At its best, my childhood looked like Jean Sheperd's "A Christmas Story" with me as Ralphie. I wanted the BB gun too, but also my school, the coal furnace, the front yard, clothes and snow suits… my life really looked like this. Until I was ten we lived in Ann Arbor, the college town. More than half of the time we lived at the campus.
This is the late 40s in America. Earth tones clothes, furniture and walls. One telephone in the house, one electric plug per room. Plastic was exotic. No such thing as TV. Behind our house was a lady who had about 30 cats.
Ann Arbor, Michigan, corner of State & Huron. In the picture, that’s it. Dad’s Grace Bible is the ivy-covered stone building. Our house, the parsonage, just next to the church. Both buildings are now offices of an architectural firm. My back yard of grass, clothes lines and rhubarb is now a parking lot .
This old native stone building was my playground, especially the tower. Across the street in my time was Ann Arbor high school.
The University of Michigan music school was, maybe is, the red brick across the street from which the picture is taken, specifically the wind instrument department. Toot, toot. Kitty corner then and now the Methodist church where children were told a crazy guy lived in the bell tower.

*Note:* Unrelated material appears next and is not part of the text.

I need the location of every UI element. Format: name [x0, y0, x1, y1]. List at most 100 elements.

For five years, from the age of four, my world was this church and the university campus. There was one other kid, Johnny Fontana, son of the live-in guy at the undertakers just a block down on Huron. So Johnny and I ran the campus, invisible because were were too little to be noticed. We found the ways into the utility tunnels that ran for blocks and carried water, heat and power to the buildings. We used the tunnels to get into campus buildings, particularly the museums, whether they were actually open for business or not. On alternate Fall Saturdays we marched in a parade to the football stadium, Ann Arbor’s real church. We were two little boys with a regular marching band parade of their own, noise and joy, a mile and a half through a Great Lakes autumn afternoon, regardless of repeated instructions. What could possibly be better.
My school was a brick pile twenty minutes walk from home. In easy reach there was a war surplus joint selling off the left overs from World War II, and a YMCA which showed three hours of movie serials on Saturday for a dime. There was a local newspaper —the Ann Arbor News which ceased publishing in 2009. There was a chinese restaurant and a dairy where they made milkshakes with their own ice cream. The grocery store employed a butcher and sold blocks of white margarine that looked and tasted like Crisco. Yellow coloring for it came in separate packets and was mixed in at home, a tribute to the power of the dairy farmers who saw no reason why congealed vegetable oil should look like real butter.
I lived there in that house until I was nine.